Les saisons 2 du moments

Parce qu’il n’y a pas que les nouvelles séries dans la vie, et surtout parce qu’il y a des périodes où les nouveautés se font rares, voilà quelques saisons 2 en cours des certaines bonnes découvertes de l’année dernière.

Bates Motel : Norman Bates est de retour ! Après une fin de saison 1 à la fois attendue et réjouissante, l’été a passé pour l’étrange adolescent et sa mère toujours prête à en découdre. On se demande un peu jusqu’où ils vont aller, au vu des nombreuses intrigues à gérer désormais… mais c’est toujours aussi prenant.

Vikings : on repart faire un tour dans les tribus nordiques de Ragnar et sa bande. Si la saison 2 démarre doucement, le charme opère toujours.

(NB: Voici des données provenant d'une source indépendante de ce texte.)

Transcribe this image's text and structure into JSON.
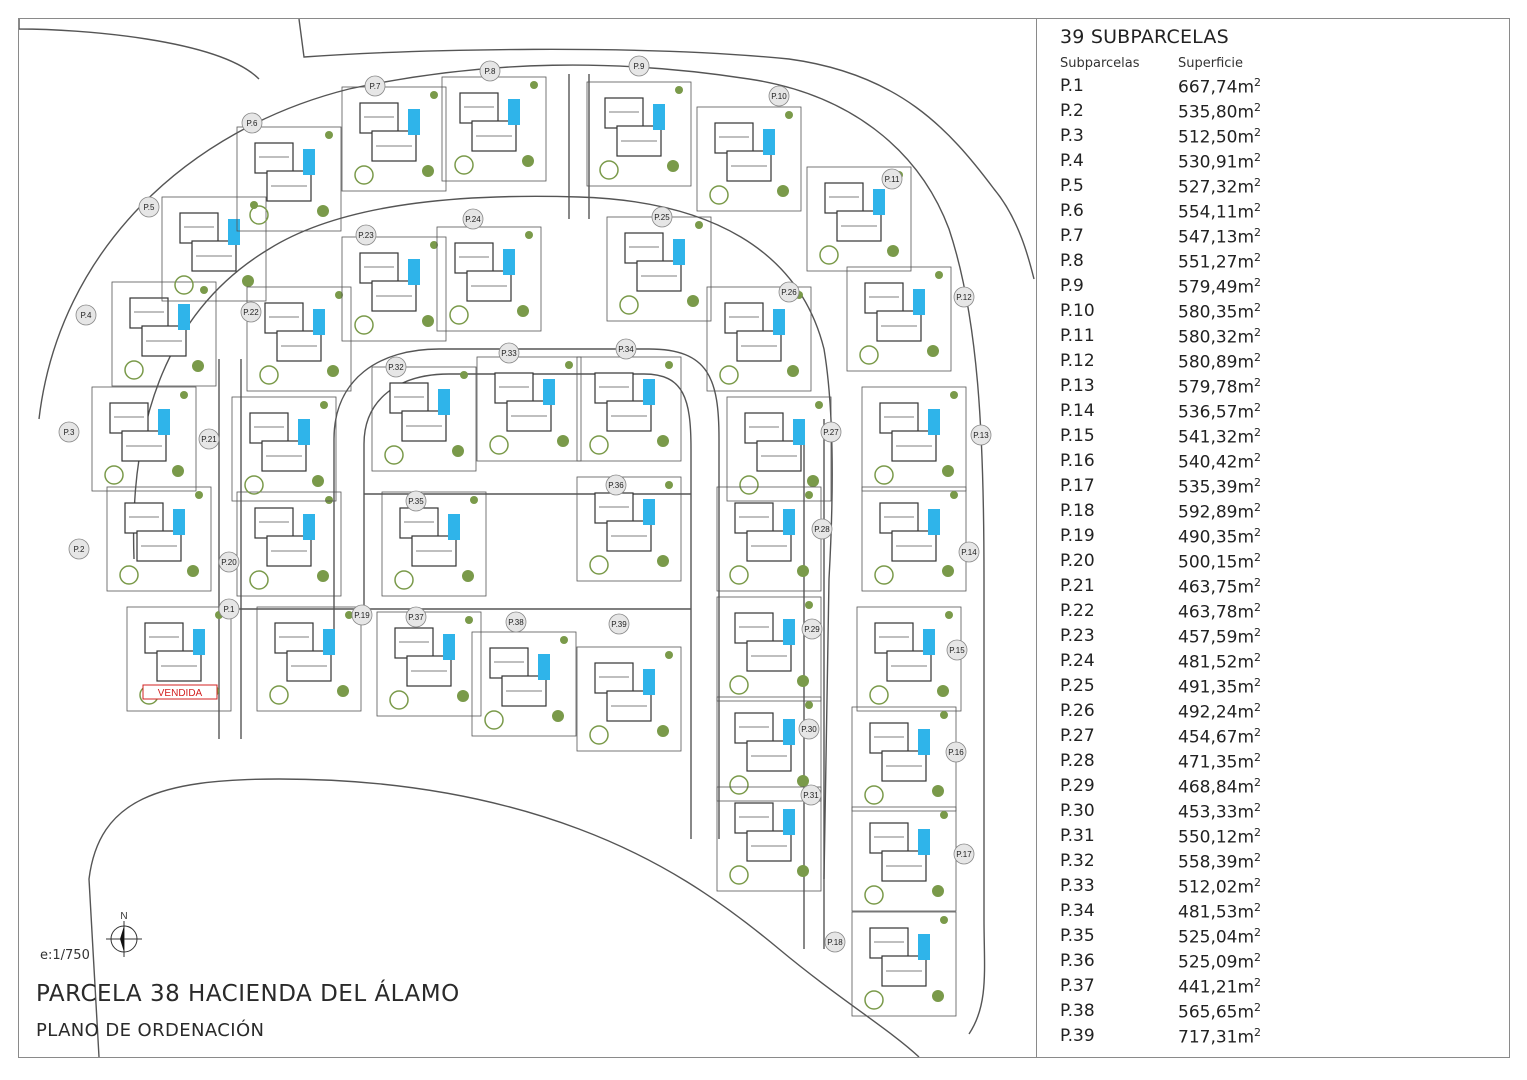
{
  "table": {
    "title": "39 SUBPARCELAS",
    "col_id": "Subparcelas",
    "col_area": "Superficie",
    "unit": "m",
    "unit_sup": "2",
    "rows": [
      {
        "id": "P.1",
        "area": "667,74"
      },
      {
        "id": "P.2",
        "area": "535,80"
      },
      {
        "id": "P.3",
        "area": "512,50"
      },
      {
        "id": "P.4",
        "area": "530,91"
      },
      {
        "id": "P.5",
        "area": "527,32"
      },
      {
        "id": "P.6",
        "area": "554,11"
      },
      {
        "id": "P.7",
        "area": "547,13"
      },
      {
        "id": "P.8",
        "area": "551,27"
      },
      {
        "id": "P.9",
        "area": "579,49"
      },
      {
        "id": "P.10",
        "area": "580,35"
      },
      {
        "id": "P.11",
        "area": "580,32"
      },
      {
        "id": "P.12",
        "area": "580,89"
      },
      {
        "id": "P.13",
        "area": "579,78"
      },
      {
        "id": "P.14",
        "area": "536,57"
      },
      {
        "id": "P.15",
        "area": "541,32"
      },
      {
        "id": "P.16",
        "area": "540,42"
      },
      {
        "id": "P.17",
        "area": "535,39"
      },
      {
        "id": "P.18",
        "area": "592,89"
      },
      {
        "id": "P.19",
        "area": "490,35"
      },
      {
        "id": "P.20",
        "area": "500,15"
      },
      {
        "id": "P.21",
        "area": "463,75"
      },
      {
        "id": "P.22",
        "area": "463,78"
      },
      {
        "id": "P.23",
        "area": "457,59"
      },
      {
        "id": "P.24",
        "area": "481,52"
      },
      {
        "id": "P.25",
        "area": "491,35"
      },
      {
        "id": "P.26",
        "area": "492,24"
      },
      {
        "id": "P.27",
        "area": "454,67"
      },
      {
        "id": "P.28",
        "area": "471,35"
      },
      {
        "id": "P.29",
        "area": "468,84"
      },
      {
        "id": "P.30",
        "area": "453,33"
      },
      {
        "id": "P.31",
        "area": "550,12"
      },
      {
        "id": "P.32",
        "area": "558,39"
      },
      {
        "id": "P.33",
        "area": "512,02"
      },
      {
        "id": "P.34",
        "area": "481,53"
      },
      {
        "id": "P.35",
        "area": "525,04"
      },
      {
        "id": "P.36",
        "area": "525,09"
      },
      {
        "id": "P.37",
        "area": "441,21"
      },
      {
        "id": "P.38",
        "area": "565,65"
      },
      {
        "id": "P.39",
        "area": "717,31"
      }
    ]
  },
  "plan": {
    "title": "PARCELA 38 HACIENDA DEL ÁLAMO",
    "subtitle": "PLANO DE ORDENACIÓN",
    "scale": "e:1/750",
    "north": "N",
    "sold_label": "VENDIDA",
    "sold_plot": "P.1",
    "colors": {
      "line": "#555555",
      "pool": "#2fb4ea",
      "vegetation": "#7a9a4a",
      "sold": "#d32020",
      "tag_fill": "#e6e6e6"
    }
  }
}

Cette série historique est vraiment un super divertissement.

My Mad Fat Diary : c’est avec toujours autant de finesse et d’humour noir que cette série anglaise traite de l’adolescence à travers le regard de Rae.

The Americans : les espions russes ont toujours autant de pain sur la planche et sont toujours sur la corde raide !  La série américaine version seventies ne manque pas de suspens pour sa saison deux, ce qui n’était pas tout à fait gagner.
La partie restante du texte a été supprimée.